On 8 November, Thomas Sharpe, vice president of SMT Corporation, testified before the US Senate Committee on Armed Services, and described how counterfeit electronics parts enter the global supply chain.
According to Sharpe, the electronics component marketplace in Shenzhen, China, is the largest wholesale component distribution area of its type in the world. Of the components sold there, 30 to 40 percent are counterfeit.
Up to 15 percent of counterfeit electronics components are totally non-functional, but the 70 percent cost savings on authentic parts tempts local brokers and manufacturers to knowingly opt for counterfeits.
Brokers outside of China are sold counterfeit components which are represented as being new and original factory products.
Sharpe found that the city of Shantou, which is near Shenzhen, was the hub of counterfeiting operations.
Shantou’s operations ostensibly tout themselves as environmental initiatives for recycling discarded electronics.
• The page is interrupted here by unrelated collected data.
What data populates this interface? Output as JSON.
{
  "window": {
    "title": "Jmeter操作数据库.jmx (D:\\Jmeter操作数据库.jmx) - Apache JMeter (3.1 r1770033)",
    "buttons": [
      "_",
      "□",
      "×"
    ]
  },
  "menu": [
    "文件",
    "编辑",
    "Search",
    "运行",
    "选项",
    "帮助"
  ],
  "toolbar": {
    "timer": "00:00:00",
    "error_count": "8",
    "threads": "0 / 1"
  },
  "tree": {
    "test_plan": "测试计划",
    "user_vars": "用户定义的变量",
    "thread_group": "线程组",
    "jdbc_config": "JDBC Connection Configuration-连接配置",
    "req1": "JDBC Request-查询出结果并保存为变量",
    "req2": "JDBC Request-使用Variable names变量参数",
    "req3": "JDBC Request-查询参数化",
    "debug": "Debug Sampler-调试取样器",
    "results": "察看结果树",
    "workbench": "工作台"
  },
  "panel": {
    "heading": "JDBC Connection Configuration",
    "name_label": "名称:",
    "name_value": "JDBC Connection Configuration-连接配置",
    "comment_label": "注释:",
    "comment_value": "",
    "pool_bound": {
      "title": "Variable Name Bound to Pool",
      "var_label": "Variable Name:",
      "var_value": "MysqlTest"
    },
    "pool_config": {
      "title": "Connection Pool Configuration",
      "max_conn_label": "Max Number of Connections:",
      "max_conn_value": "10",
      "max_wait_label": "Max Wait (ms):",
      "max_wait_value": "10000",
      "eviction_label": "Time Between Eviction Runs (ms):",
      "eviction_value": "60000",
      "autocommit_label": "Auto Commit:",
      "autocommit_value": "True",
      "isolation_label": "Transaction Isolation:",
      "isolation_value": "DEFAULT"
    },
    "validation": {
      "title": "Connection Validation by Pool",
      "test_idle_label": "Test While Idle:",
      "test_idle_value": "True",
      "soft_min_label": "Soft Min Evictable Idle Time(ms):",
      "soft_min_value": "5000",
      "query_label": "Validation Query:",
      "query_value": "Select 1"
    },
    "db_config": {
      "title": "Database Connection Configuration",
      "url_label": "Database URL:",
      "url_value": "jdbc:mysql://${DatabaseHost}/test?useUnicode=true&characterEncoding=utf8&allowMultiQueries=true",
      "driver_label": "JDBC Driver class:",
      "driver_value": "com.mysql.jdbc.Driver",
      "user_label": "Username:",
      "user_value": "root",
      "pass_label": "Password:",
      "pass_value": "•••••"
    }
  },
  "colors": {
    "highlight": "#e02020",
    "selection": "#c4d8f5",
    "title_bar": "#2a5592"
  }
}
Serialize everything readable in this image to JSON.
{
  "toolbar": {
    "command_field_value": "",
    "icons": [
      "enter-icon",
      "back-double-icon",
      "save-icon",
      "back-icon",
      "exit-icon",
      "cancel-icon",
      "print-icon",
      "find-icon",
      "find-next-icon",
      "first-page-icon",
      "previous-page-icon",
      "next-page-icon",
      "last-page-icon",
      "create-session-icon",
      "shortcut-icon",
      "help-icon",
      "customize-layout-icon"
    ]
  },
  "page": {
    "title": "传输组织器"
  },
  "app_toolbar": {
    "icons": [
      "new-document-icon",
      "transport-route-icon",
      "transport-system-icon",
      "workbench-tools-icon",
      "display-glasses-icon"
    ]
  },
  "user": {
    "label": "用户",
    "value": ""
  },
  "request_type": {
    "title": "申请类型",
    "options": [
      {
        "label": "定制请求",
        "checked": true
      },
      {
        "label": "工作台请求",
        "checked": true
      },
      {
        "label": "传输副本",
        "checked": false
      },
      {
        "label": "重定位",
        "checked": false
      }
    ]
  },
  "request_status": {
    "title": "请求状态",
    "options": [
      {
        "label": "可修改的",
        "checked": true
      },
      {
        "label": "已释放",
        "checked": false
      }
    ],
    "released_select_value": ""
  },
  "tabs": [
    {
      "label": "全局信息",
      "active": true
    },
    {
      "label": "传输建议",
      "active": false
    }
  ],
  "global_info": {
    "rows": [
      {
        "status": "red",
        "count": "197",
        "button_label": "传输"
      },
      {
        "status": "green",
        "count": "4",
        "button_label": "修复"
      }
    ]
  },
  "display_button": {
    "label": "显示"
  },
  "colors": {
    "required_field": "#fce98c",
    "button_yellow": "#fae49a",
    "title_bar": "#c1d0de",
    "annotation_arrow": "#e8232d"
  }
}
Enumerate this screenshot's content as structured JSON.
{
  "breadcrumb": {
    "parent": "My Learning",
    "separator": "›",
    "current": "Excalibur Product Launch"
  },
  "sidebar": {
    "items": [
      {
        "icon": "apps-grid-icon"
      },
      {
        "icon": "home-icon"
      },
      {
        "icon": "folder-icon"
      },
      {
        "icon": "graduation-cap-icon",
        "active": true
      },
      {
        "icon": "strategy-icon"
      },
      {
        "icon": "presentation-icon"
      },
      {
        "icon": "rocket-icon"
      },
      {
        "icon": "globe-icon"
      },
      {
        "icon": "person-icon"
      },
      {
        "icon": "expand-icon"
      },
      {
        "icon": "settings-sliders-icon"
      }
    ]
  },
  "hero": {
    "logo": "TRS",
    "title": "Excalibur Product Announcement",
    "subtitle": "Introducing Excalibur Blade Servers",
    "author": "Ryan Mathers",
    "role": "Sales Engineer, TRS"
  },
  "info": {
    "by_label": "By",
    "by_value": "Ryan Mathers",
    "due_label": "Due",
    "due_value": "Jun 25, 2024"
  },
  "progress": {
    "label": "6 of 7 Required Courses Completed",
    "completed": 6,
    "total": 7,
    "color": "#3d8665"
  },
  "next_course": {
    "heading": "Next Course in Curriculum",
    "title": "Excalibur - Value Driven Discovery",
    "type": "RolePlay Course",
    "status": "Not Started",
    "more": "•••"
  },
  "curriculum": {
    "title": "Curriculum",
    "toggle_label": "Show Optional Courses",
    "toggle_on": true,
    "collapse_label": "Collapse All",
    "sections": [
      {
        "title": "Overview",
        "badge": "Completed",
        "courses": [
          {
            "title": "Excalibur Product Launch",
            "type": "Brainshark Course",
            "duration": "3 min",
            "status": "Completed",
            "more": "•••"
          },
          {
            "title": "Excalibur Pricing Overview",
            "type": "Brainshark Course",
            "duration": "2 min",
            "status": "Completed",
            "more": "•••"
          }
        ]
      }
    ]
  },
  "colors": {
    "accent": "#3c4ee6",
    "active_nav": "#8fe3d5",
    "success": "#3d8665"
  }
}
Sharpe found e-waste stockpiled in Shantou, being washed in rivers and by the rain, before being sorted. He also found brand-name components from scrap PCBs were harvested for re-marking processing and counterfeiting.
According to Sharpe, counterfeiters are getting more sophisticated in their equipment and methods, in an attempt to avoid detection.
They have developed a new surface re-coating material which is immune to acetone surface-permanency tests, a process to remove manufacturer markings without requiring surface re-coatings, and a process to remove and recondition the top surfaces of ceramic components.
These developments mean most open-market suppliers’ in-house testing capabilities are unable to detect newer counterfeits.
Given the national security risk posed by counterfeit electronics parts (especially when “sprinkled” in military technology), the US is already developing various measures to counter the trend.
These include quality standards for counterfeit avoidance on the part of manufacturers and distributors, as well as AS6171, which specifies test methods for the identification of counterfeit electronic parts.
Defense contractors are also narrowing their list of approved open-market suppliers. Those who are approved are stringently audited.
The fact that e-waste is being used as source materials for counterfeiting suggests that countries like Australia and the US need to develop green processing of electronic scrap locally, and ban the export of such material to third-world countries for processing.